Si le processus est validé, le vaccin nasal anti-Covid pourrait être mis sur le marché à l’horizon 2027-2028. D’ici là, Lovaltech devra trouver un laboratoire intéressé pour en racheter la formule et assurer sa mise sur le marché. La startup disposant actuellement de 8 salariés touchera ensuite « des royalties » sur les ventes comme l’explique son fondateur, Patrick Barillot qui voit déjà plus loin. Dans l’absolu, on pourrait imaginer des vaccins par spray pour différentes maladies respiratoires, « comme la grippe ou la bronchiolite », « c’est là tout l’intérêt » résume la directrice du CHU Floriane Rivière.
« Cela nous permet de penser la vaccination autrement » confirme Patrick Barillot qui travaille sur le sujet depuis 3 ans et ambitionne de faire de son entreprise « un acteur innovant de la santé ». Clairement, un éventuel succès du Mucoboost permet d’envisager, à terme, une supplantation des vaccins à seringue ce qui aurait trois avantages : réduire les risques de contagion, vacciner plus facilement les phobiques de la piqûre (notamment les enfants) et fournir des vaccins qu’on n’a pas forcément besoin de garder au frais, donc qui peuvent facilement s’exporter dans des pays aux températures élevées comme ceux du continent africain.
Des perspectives qui restent encore au stade d’hypothèses, tant le chemin est long pour développer ce type de produit médical.
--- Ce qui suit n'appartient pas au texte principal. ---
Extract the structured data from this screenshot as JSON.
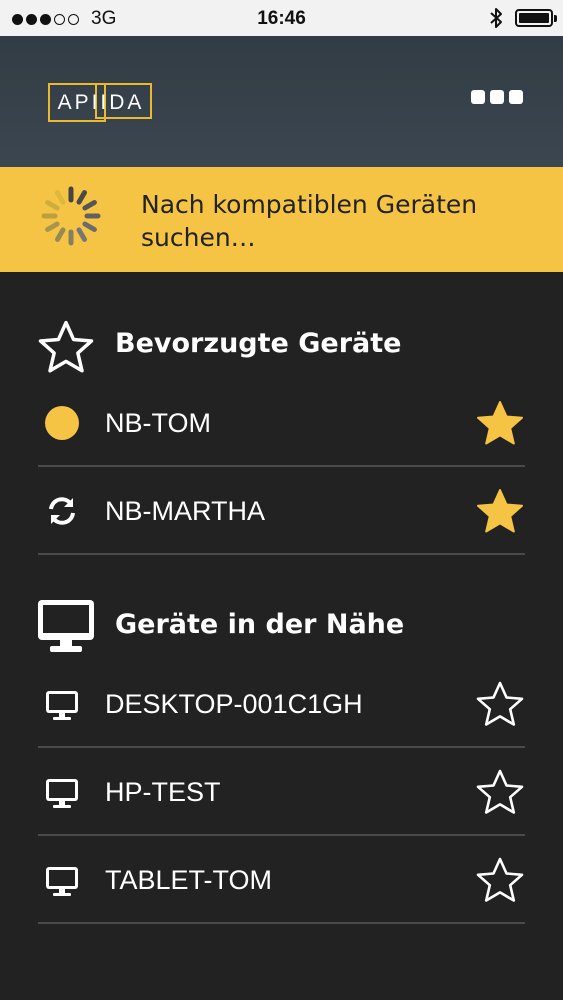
{
  "status_bar": {
    "signal_dots_filled": 3,
    "signal_dots_total": 5,
    "carrier": "3G",
    "time": "16:46",
    "bluetooth_icon": "bluetooth-icon",
    "battery_level": 1.0
  },
  "header": {
    "logo_text": "APIIDA",
    "menu_icon": "more-dots-icon",
    "accent_color": "#f6c444"
  },
  "banner": {
    "text": "Nach kompatiblen Geräten suchen…",
    "icon": "spinner-icon"
  },
  "favorites": {
    "title": "Bevorzugte Geräte",
    "icon": "star-outline-icon",
    "devices": [
      {
        "name": "NB-TOM",
        "status_icon": "online-dot-icon",
        "favorite": true
      },
      {
        "name": "NB-MARTHA",
        "status_icon": "sync-icon",
        "favorite": true
      }
    ]
  },
  "nearby": {
    "title": "Geräte in der Nähe",
    "icon": "monitor-icon",
    "devices": [
      {
        "name": "DESKTOP-001C1GH",
        "status_icon": "monitor-icon",
        "favorite": false
      },
      {
        "name": "HP-TEST",
        "status_icon": "monitor-icon",
        "favorite": false
      },
      {
        "name": "TABLET-TOM",
        "status_icon": "monitor-icon",
        "favorite": false
      }
    ]
  }
}
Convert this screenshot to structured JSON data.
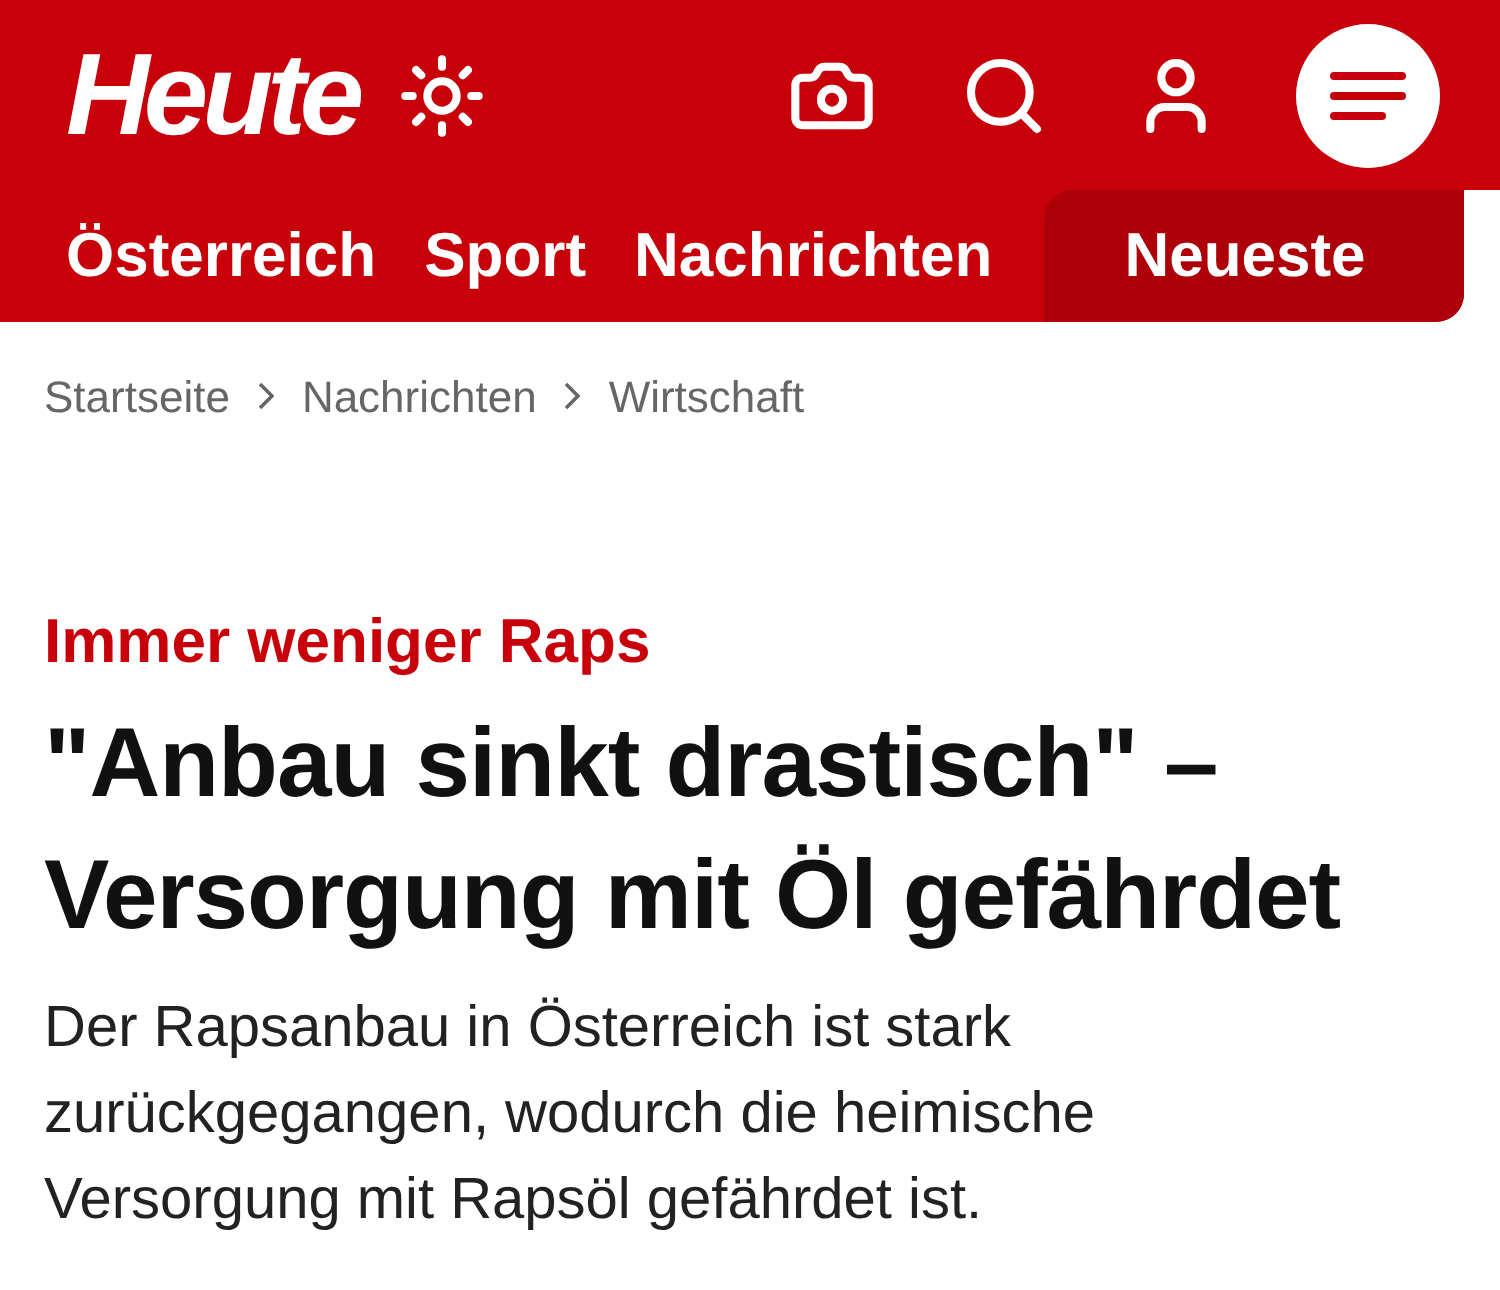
{
  "header": {
    "logo": "Heute"
  },
  "nav": [
    {
      "label": "Österreich",
      "selected": false
    },
    {
      "label": "Sport",
      "selected": false
    },
    {
      "label": "Nachrichten",
      "selected": false
    },
    {
      "label": "Neueste",
      "selected": true
    }
  ],
  "breadcrumb": [
    "Startseite",
    "Nachrichten",
    "Wirtschaft"
  ],
  "article": {
    "kicker": "Immer weniger Raps",
    "headline": "\"Anbau sinkt drastisch\" – Versorgung mit Öl gefährdet",
    "lead": "Der Rapsanbau in Österreich ist stark zurückgegangen, wodurch die heimische Versorgung mit Rapsöl gefährdet ist."
  }
}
Le fondateur de Lovaltech a d’ailleurs pris soin de préciser que « la vie industrielle et réglementaire n’est pas un long fleuve tranquille » tandis qu’en face on saluait la « pugnacité » de sa société pour avoir réussi à slalomer entre les différents obstacles depuis l’amorce du processus il y a 3 ans.
La question de son coût final entrera aussi dans l’équation pour un éventuel succès et pour savoir si Tours réussit un coup de maître mondial dans le traitement des maladies infectieuses, un peu plus de 50 ans après les découvertes de Philippe Maupas sur l’hépatite B. Une potentielle avancée majeure qui a nécessité pour l’instant 17 millions d’€ d’investissements, une somme pas encore totalement utilisée. Un budget dans la moyenne pour ce type de projet. Et finalement pas si élevé quand on le compare aux coûts que peuvent atteindre des projets d’investissements publics pour des bâtiments ou des infrastructures. Ainsi, un vaccin par spray nasal c’est l’équivalent de 2 écoles neuves et moins cher qu’un seul kilomètre de tramway.